Finding the closest point on a plane to a point not on the plane

[Subdot]

Homework Statement

Find the point P on the plane given by 5x - 14y + 2z + 9 = 0 which is nearest to the point Q = (-2, 15, -7).

Homework Equations

Distance formulas for distance between the plane and the origin and the plane and a point not on a plane. And of course, the Cartesian equation of a plane.

The Attempt at a Solution

I thought the closest point to Q must be along the normal vector to the plane. The vector would be when P - Q is a scalar multiple of N. My problem is that the answer given was (-1/25)(5, -14, 2). I don't understand this answer since it's independent of Q. Is the answer wrong?

 

[arildno]

Remember that any point on the normal joining plane P and point Q can be written as:

p(t)=(5,-14,2)t+(-2,15,-7)

Since we are interested in the value t* making p(t*) a point on the plane, we insert this expression into the equation for P, and solve for t*.

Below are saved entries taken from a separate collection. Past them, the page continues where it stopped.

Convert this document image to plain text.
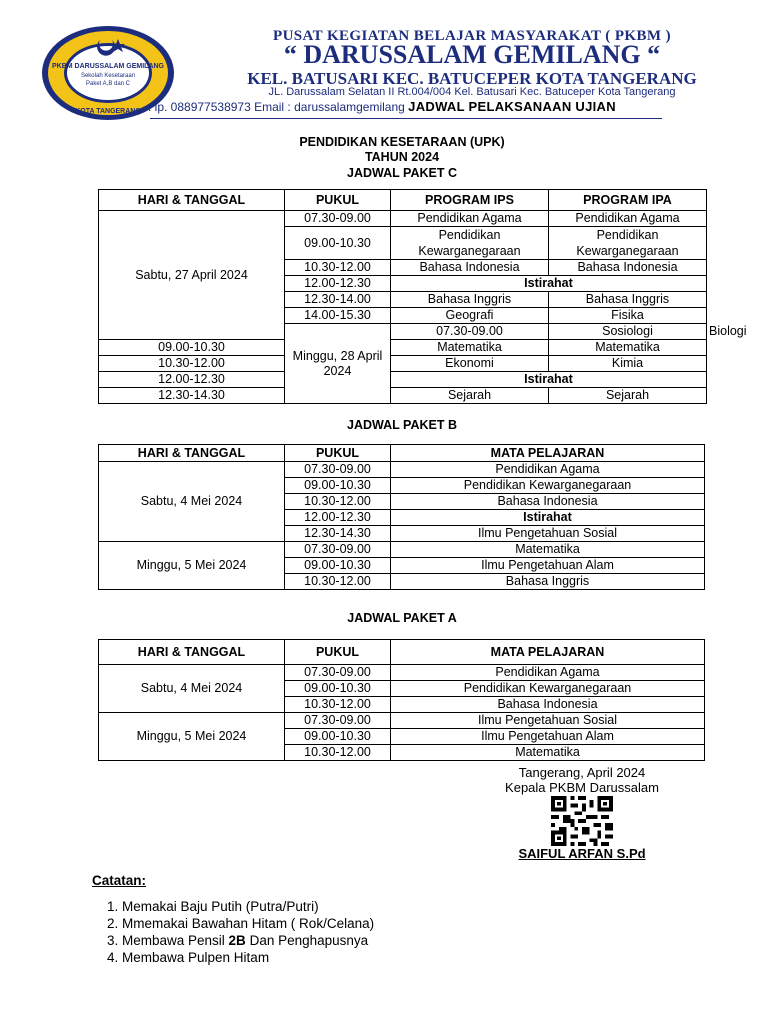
PKBM DARUSSALAM GEMILANG
Sekolah Kesetaraan
Paket A,B dan C
KOTA TANGERANG
PUSAT KEGIATAN BELAJAR MASYARAKAT ( PKBM )
“ DARUSSALAM GEMILANG “
KEL. BATUSARI KEC. BATUCEPER KOTA TANGERANG
JL. Darussalam Selatan II Rt.004/004 Kel. Batusari Kec. Batuceper Kota Tangerang
. lp. 088977538973 Email : darussalamgemilang JADWAL PELAKSANAAN UJIAN
PENDIDIKAN KESETARAAN (UPK)
TAHUN 2024
JADWAL PAKET C
HARI & TANGGAL	PUKUL	PROGRAM IPS	PROGRAM IPA	
Sabtu, 27 April 2024	07.30-09.00	Pendidikan Agama	Pendidikan Agama	
	09.00-10.30	Pendidikan Kewarganegaraan	Pendidikan Kewarganegaraan	
	10.30-12.00	Bahasa Indonesia	Bahasa Indonesia	
	12.00-12.30	Istirahat		
	12.30-14.00	Bahasa Inggris	Bahasa Inggris	
	14.00-15.30	Geografi	Fisika	
	Minggu, 28 April 2024	07.30-09.00	Sosiologi	Biologi
09.00-10.30		Matematika	Matematika	
10.30-12.00		Ekonomi	Kimia	
12.00-12.30		Istirahat		
12.30-14.30		Sejarah	Sejarah	
JADWAL PAKET B
HARI & TANGGAL	PUKUL	MATA PELAJARAN
Sabtu, 4 Mei 2024	07.30-09.00	Pendidikan Agama
	09.00-10.30	Pendidikan Kewarganegaraan
	10.30-12.00	Bahasa Indonesia
	12.00-12.30	Istirahat
	12.30-14.30	Ilmu Pengetahuan Sosial
Minggu, 5 Mei 2024	07.30-09.00	Matematika
	09.00-10.30	Ilmu Pengetahuan Alam
	10.30-12.00	Bahasa Inggris
JADWAL PAKET A
HARI & TANGGAL	PUKUL	MATA PELAJARAN
Sabtu, 4 Mei 2024	07.30-09.00	Pendidikan Agama
	09.00-10.30	Pendidikan Kewarganegaraan
	10.30-12.00	Bahasa Indonesia
Minggu, 5 Mei 2024	07.30-09.00	Ilmu Pengetahuan Sosial
	09.00-10.30	Ilmu Pengetahuan Alam
	10.30-12.00	Matematika
Tangerang, April 2024
Kepala PKBM Darussalam
SAIFUL ARFAN S.Pd
Catatan:
1. Memakai Baju Putih (Putra/Putri)
2. Mmemakai Bawahan Hitam ( Rok/Celana)
3. Membawa Pensil 2B Dan Penghapusnya
4. Membawa Pulpen Hitam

Then, we determine p(t*) explicitly.

 

[Subdot]

I think that's similar to what I tried doing but didn't have time to write out when I was posting that. I'm not sure what you mean by the "equation for P", but I'm guessing you mean the equation for the plane? So what you're saying is, p(t) = tN + Q, P = p(t*) = (t*)N + Q. If so, that is what I tried doing.

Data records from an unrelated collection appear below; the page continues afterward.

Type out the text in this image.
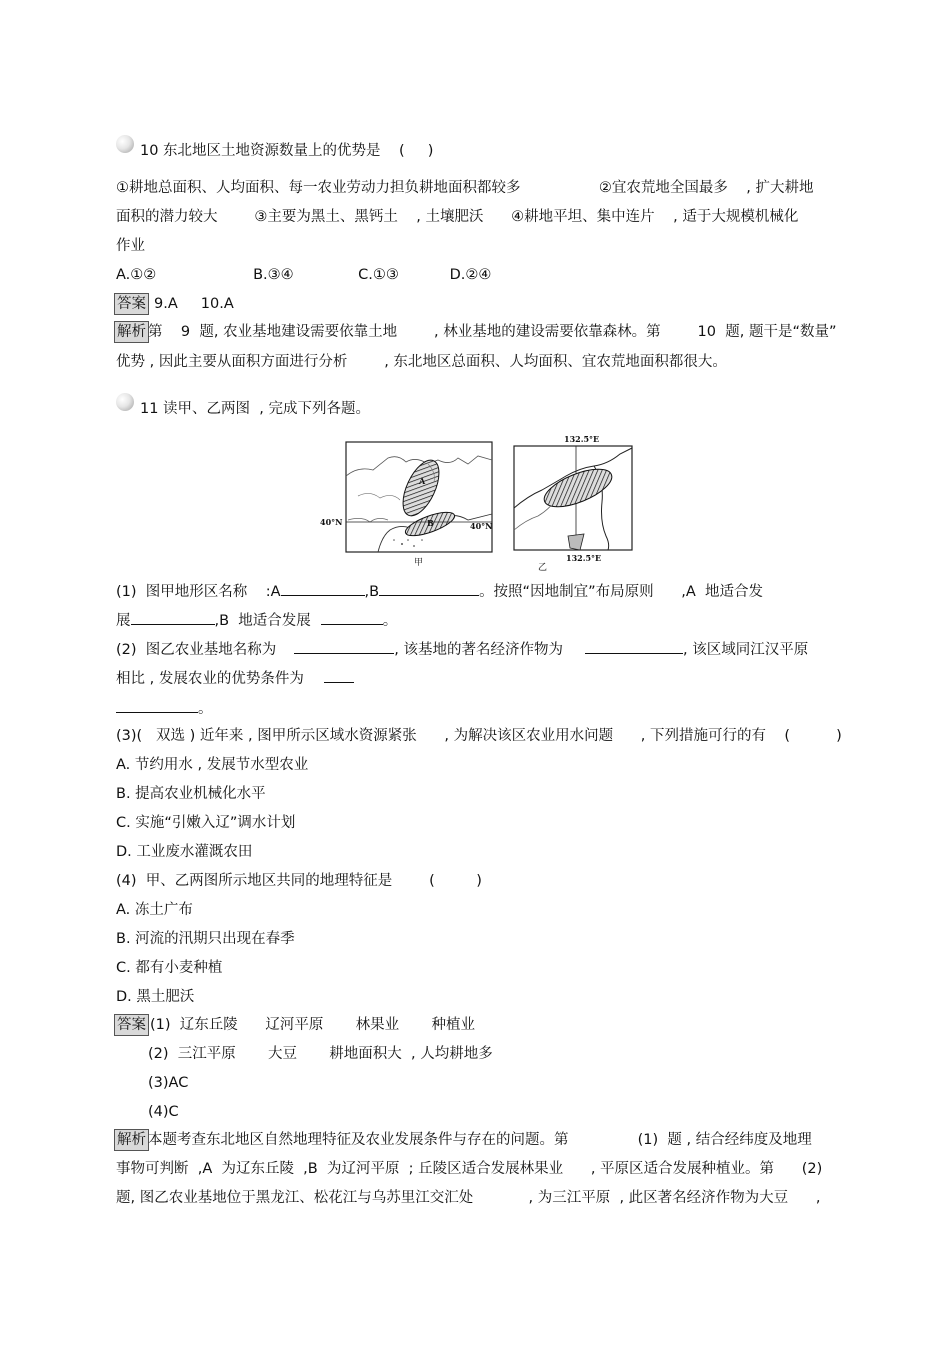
10 东北地区土地资源数量上的优势是    (     )
①耕地总面积、人均面积、每一农业劳动力担负耕地面积都较多                 ②宜农荒地全国最多    , 扩大耕地
面积的潜力较大        ③主要为黑土、黑钙土    , 土壤肥沃      ④耕地平坦、集中连片    , 适于大规模机械化
作业
A.①②                     B.③④              C.①③           D.②④
答案 9.A     10.A
解析 第    9  题, 农业基地建设需要依靠土地        , 林业基地的建设需要依靠森林。第        10  题, 题干是“数量”
优势 , 因此主要从面积方面进行分析        , 东北地区总面积、人均面积、宜农荒地面积都很大。
11 读甲、乙两图  , 完成下列各题。
40°N	40°N
A
B
甲
132.5°E
132.5°E
乙
(1)  图甲地形区名称    :A	,B	。按照“因地制宜”布局原则      ,A  地适合发
展	,B  地适合发展	。
(2)  图乙农业基地名称为	, 该基地的著名经济作物为	, 该区域同江汉平原
相比 , 发展农业的优势条件为
。
(3)(   双选 ) 近年来 , 图甲所示区域水资源紧张      , 为解决该区农业用水问题      , 下列措施可行的有    (          )
A. 节约用水 , 发展节水型农业
B. 提高农业机械化水平
C. 实施“引嫩入辽”调水计划
D. 工业废水灌溉农田
(4)  甲、乙两图所示地区共同的地理特征是        (         )
A. 冻土广布
B. 河流的汛期只出现在春季
C. 都有小麦种植
D. 黑土肥沃
答案 (1)  辽东丘陵      辽河平原       林果业       种植业
(2)  三江平原       大豆       耕地面积大  , 人均耕地多
(3)AC
(4)C
解析 本题考查东北地区自然地理特征及农业发展条件与存在的问题。第               (1)  题 , 结合经纬度及地理
事物可判断  ,A  为辽东丘陵  ,B  为辽河平原  ; 丘陵区适合发展林果业      , 平原区适合发展种植业。第      (2)
题, 图乙农业基地位于黑龙江、松花江与乌苏里江交汇处            , 为三江平原  , 此区著名经济作物为大豆      ,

I'll carry it through to completion now though. P = (5, -14, 2)t* + (-2, 15, -7), so x = 5t* - 2, y = -14t* + 15, and z = 2t* - 7. Plugging this into the equation for the plane gives 5(5t* - 2) -14(-14t* + 15) + 2(2t* - 7) = 25t* + 196t* + 4t* - 10 - 210 - 14 = 225t* - 234 = -9 --> 225t* = 225 --> t* = 1. Thus, P = N + Q = (3, 1, -5).

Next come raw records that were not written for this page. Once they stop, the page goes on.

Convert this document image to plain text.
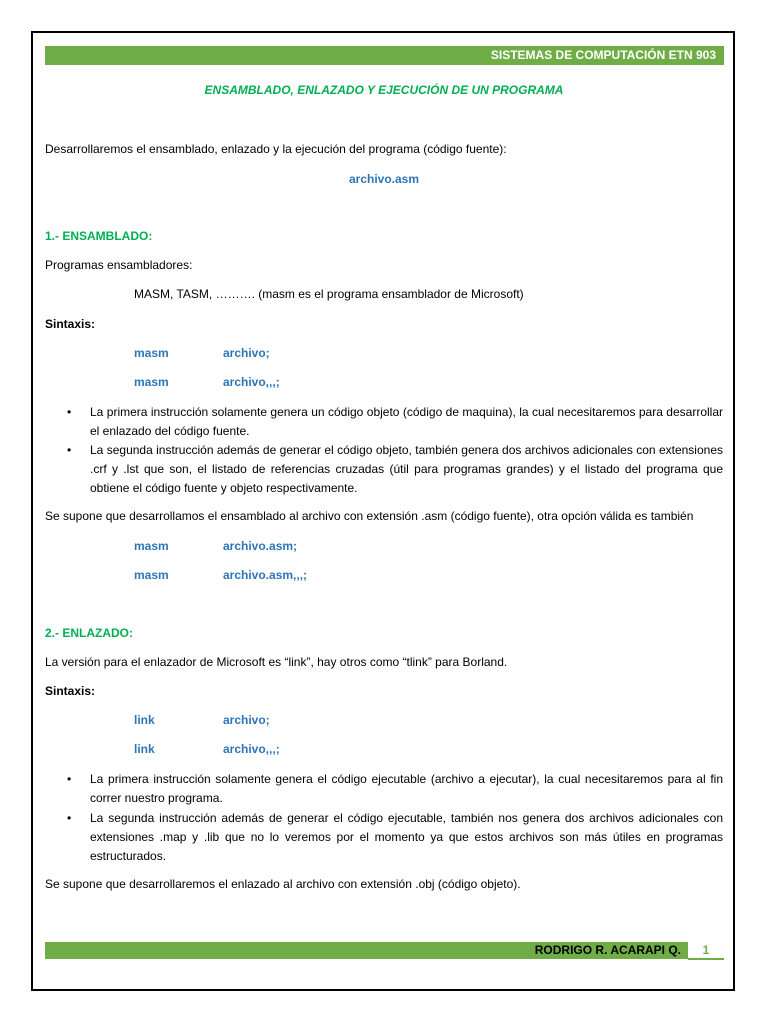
SISTEMAS DE COMPUTACIÓN ETN 903
ENSAMBLADO, ENLAZADO Y EJECUCIÓN DE UN PROGRAMA
Desarrollaremos el ensamblado, enlazado y la ejecución del programa (código fuente):
archivo.asm
1.- ENSAMBLADO:
Programas ensambladores:
MASM, TASM, ………. (masm es el programa ensamblador de Microsoft)
Sintaxis:
masm	archivo;
masm	archivo,,,;
• La primera instrucción solamente genera un código objeto (código de maquina), la cual necesitaremos para desarrollar el enlazado del código fuente.
• La segunda instrucción además de generar el código objeto, también genera dos archivos adicionales con extensiones .crf y .lst que son, el listado de referencias cruzadas (útil para programas grandes) y el listado del programa que obtiene el código fuente y objeto respectivamente.
Se supone que desarrollamos el ensamblado al archivo con extensión .asm (código fuente), otra opción válida es también
masm	archivo.asm;
masm	archivo.asm,,,;
2.- ENLAZADO:
La versión para el enlazador de Microsoft es “link”, hay otros como “tlink” para Borland.
Sintaxis:
link	archivo;
link	archivo,,,;
• La primera instrucción solamente genera el código ejecutable (archivo a ejecutar), la cual necesitaremos para al fin correr nuestro programa.
• La segunda instrucción además de generar el código ejecutable, también nos genera dos archivos adicionales con extensiones .map y .lib que no lo veremos por el momento ya que estos archivos son más útiles en programas estructurados.
Se supone que desarrollaremos el enlazado al archivo con extensión .obj (código objeto).
RODRIGO R. ACARAPI Q.	1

Such was the answer I had gotten earlier, yet it does not match up with the book's answer. So did I misunderstand something/do something wrong?

 

[arildno]

The point given as an answer does not, as far as I can see, lie on the plane.

Yours is correct.

 

[Subdot]

Thanks a lot! For future reference, I made a typo in the OP which I have now corrected. The point in the OP is indeed on the plane, but if you are getting the same answer as me on this, then I'm sure that point is incorrect too. If not, anyone please correct this since I only reluctantly change an answer key.